Two, one two three four.

Have not yet read Then We Came to the End but intend to, at some point, but from what I’ve read of it this is in some way similar, finding surreal moments of existential crisis in banal, universal social reality.

Because I’m pleased with myself for spotting a stylistic device of his, I’m going to point out the ways in which Ferris unseats his character’s relation to reality. It’s mostly a matter of filling story-space with disruptions in perception:

He ended up by the gas fireplace below the mantel and mirror…. He stared at it until his eyes began to hurt, letting the competing voices behind him blend into one festive gibbering blur. When he looked up again, his eyes had hung a scrim of fire between him and the world. He could see only the vaguest shapes, the crudest outlines of people and walls, and then only at his periphery. He waited for the image to dissolve, but before it did completely a familiar voice said, "Well, look who it is."

And again:

He heard her rummaging through the closet. When she came back in, she switched on the overhead light just as he happened to be staring at it. His eyes burned and he turned away. The next thing he knew, she had placed a roller bag on the bed and was unzipping it.

In both of these places, Ferris gives an extra, more total emphasis to an unexpected and unpleasant turn of events, by cutting off his protagonist from the external world, and dropping him back into it just as something bad is happening.

He also uses this kind of world-is-not-the-same-when-you-come-back maneuver (TM) for more atmospheric effect:

On his way back in, he said, "O.K., I’ve got it."

He found the room empty. Her wedding ring and the one with the diamond were on the counter, where she always put them before starting to cook anything. The sink had filled with dishes. On the stove, a big pot and a smaller one with a handle unfurled steam into the beige hood where the vent rattled. The door of the cabinet under the sink hung open. He checked the bathroom off the kitchen. He returned the way he’d come, through the apartment, in the unlikely event she had passed by without his noticing as he was sitting on the sofa. He returned to the kitchen, to the animated appliances and stewing ingredients. She came in through the front door.

"Where’d you go?"

"Took the garbage down," she said.

This is at the beginning of the story, and it’s momentarily distressing and then settled. But later, he repeats it, without any explanation, and we’re totally unmoored:

He walked through the front door and called out to her. He went through the apartment to the bedroom. The bed was unmade in that corner where she had lain flipping through her magazine, and the magazine itself was on the duvet. He looked in the bathroom before leaving the bedroom and walking back through the apartment, this time turning on all the overhead lights. On his way to the kitchen, he stopped at the closet and took an accounting of the coats, then he hurried on to the kitchen, where everything was as it had been a few hours earlier… Her wedding ring and the one with the diamond remained on the counter, where she had left them before she started cooking.

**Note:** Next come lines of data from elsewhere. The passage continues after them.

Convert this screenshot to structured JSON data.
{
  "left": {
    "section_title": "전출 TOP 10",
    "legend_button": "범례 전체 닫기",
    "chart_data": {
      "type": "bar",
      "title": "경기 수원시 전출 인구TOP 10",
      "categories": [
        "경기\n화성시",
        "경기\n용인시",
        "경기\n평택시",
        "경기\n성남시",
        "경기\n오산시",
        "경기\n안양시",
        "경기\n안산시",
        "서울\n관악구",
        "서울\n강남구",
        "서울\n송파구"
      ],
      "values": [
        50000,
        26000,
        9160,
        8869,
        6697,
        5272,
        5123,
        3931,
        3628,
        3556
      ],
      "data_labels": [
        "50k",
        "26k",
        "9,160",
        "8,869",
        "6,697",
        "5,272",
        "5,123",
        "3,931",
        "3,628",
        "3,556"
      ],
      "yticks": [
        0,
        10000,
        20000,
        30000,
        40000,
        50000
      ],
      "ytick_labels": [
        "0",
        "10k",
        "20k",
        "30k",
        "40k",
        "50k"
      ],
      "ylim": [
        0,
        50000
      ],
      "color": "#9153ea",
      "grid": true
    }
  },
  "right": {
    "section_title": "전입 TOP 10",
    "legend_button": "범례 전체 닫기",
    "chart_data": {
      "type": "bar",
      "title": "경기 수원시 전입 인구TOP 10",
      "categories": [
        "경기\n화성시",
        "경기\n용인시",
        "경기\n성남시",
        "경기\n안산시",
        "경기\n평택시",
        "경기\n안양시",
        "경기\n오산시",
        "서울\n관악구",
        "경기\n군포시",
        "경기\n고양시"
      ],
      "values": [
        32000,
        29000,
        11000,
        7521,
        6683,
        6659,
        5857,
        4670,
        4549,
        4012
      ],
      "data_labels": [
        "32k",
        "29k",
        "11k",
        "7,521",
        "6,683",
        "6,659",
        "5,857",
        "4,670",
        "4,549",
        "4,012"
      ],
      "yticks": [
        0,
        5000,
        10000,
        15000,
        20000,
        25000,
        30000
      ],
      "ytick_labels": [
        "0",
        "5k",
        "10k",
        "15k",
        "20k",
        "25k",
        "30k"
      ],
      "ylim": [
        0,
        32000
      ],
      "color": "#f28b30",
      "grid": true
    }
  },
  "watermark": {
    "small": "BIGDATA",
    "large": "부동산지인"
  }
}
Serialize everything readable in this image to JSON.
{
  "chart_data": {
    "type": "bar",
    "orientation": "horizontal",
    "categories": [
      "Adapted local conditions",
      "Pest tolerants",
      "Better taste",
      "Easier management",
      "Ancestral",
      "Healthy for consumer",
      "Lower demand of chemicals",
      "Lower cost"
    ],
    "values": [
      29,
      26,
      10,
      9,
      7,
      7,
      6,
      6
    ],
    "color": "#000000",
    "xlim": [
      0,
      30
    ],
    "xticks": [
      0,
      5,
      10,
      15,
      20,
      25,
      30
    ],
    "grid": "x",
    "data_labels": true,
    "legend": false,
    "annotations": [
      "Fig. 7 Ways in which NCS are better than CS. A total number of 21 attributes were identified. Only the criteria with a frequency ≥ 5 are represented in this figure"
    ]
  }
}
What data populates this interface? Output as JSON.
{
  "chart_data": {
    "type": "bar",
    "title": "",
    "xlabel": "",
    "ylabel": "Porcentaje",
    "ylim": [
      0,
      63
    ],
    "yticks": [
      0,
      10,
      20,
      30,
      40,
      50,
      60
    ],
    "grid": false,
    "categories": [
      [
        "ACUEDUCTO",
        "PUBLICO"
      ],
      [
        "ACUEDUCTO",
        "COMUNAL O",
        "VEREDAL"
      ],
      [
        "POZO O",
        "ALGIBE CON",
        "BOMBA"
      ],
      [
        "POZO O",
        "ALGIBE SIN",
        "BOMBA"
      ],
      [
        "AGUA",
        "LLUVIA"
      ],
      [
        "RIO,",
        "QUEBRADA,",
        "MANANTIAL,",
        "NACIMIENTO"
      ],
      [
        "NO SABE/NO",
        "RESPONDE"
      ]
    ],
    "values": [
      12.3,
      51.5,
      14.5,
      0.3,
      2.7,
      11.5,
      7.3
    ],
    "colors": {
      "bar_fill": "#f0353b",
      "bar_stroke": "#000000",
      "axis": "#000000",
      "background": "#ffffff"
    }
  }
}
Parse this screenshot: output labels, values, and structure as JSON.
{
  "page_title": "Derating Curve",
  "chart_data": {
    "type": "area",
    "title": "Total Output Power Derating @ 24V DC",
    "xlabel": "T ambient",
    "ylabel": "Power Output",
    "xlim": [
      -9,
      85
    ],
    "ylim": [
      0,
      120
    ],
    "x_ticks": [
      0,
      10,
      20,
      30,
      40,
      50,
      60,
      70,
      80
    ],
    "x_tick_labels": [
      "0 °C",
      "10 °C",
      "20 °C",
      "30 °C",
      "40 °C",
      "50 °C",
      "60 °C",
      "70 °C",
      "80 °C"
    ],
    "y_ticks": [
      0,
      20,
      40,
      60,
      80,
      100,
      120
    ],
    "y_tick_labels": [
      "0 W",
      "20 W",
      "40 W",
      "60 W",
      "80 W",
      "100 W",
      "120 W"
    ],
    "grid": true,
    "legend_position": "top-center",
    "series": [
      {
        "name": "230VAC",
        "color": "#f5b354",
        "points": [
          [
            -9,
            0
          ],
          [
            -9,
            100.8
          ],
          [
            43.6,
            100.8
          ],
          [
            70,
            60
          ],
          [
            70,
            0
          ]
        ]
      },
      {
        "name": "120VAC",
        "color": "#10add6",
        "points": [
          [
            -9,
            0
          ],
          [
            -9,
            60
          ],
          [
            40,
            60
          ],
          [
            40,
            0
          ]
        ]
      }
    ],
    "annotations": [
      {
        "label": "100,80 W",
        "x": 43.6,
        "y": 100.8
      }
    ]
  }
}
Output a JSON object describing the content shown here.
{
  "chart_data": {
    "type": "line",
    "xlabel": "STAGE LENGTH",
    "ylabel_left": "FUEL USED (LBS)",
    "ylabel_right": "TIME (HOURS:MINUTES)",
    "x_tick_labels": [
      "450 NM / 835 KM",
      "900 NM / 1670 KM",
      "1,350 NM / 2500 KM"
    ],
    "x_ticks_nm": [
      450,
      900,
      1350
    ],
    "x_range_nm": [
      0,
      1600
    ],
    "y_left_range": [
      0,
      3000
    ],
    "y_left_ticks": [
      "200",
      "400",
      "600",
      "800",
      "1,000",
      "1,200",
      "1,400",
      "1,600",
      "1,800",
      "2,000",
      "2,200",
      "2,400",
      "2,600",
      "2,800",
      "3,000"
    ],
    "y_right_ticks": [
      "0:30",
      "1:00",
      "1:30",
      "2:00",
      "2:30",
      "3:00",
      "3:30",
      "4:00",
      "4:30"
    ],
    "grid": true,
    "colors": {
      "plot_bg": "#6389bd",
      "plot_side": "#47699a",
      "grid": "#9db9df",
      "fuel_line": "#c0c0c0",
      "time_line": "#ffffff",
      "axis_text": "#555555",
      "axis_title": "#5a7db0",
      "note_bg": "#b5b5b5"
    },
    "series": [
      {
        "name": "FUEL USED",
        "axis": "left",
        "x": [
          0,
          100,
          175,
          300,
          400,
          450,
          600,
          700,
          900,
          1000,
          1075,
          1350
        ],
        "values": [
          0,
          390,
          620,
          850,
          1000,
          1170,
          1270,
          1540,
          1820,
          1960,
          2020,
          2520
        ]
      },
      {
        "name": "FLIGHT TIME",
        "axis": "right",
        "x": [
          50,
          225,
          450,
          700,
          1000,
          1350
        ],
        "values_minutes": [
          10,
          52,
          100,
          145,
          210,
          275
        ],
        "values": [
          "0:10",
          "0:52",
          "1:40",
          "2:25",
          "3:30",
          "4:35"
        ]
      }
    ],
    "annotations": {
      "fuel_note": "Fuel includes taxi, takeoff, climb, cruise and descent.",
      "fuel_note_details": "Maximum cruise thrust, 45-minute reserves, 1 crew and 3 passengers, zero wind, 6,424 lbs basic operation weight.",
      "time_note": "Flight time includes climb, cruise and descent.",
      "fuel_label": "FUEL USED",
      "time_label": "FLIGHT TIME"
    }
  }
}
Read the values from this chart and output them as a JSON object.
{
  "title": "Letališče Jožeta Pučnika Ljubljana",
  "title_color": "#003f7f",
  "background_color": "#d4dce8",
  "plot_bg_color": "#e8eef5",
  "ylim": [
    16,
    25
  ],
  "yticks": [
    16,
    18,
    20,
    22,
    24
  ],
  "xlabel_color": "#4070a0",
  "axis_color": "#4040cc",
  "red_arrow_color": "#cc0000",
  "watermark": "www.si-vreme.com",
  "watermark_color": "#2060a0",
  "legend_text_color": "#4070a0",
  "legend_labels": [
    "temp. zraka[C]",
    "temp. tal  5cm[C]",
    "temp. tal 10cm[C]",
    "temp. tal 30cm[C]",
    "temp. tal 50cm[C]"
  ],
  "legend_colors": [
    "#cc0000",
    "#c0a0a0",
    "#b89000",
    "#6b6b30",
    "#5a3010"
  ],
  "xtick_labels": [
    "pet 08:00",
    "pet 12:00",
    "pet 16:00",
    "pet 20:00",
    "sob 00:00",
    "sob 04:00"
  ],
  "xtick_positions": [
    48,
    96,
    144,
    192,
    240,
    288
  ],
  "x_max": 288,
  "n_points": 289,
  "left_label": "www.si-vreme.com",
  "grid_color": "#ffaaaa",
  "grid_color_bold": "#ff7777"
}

When he returned to the bedroom he found her on the far side of the bed with her back to him.

And all this is what makes the story more than a merely (“merely”?) unnervingly accurate portrait of relationship, a guy who’s so self-satisfied that he doesn’t know when to stop ragging on his wife’s “predictable” friends, and then has his sense of his relation to the world reversed. Ferris dramatizes this upending not just through his spot-on narrative and details, but by denying his protagonist a stable place in the world.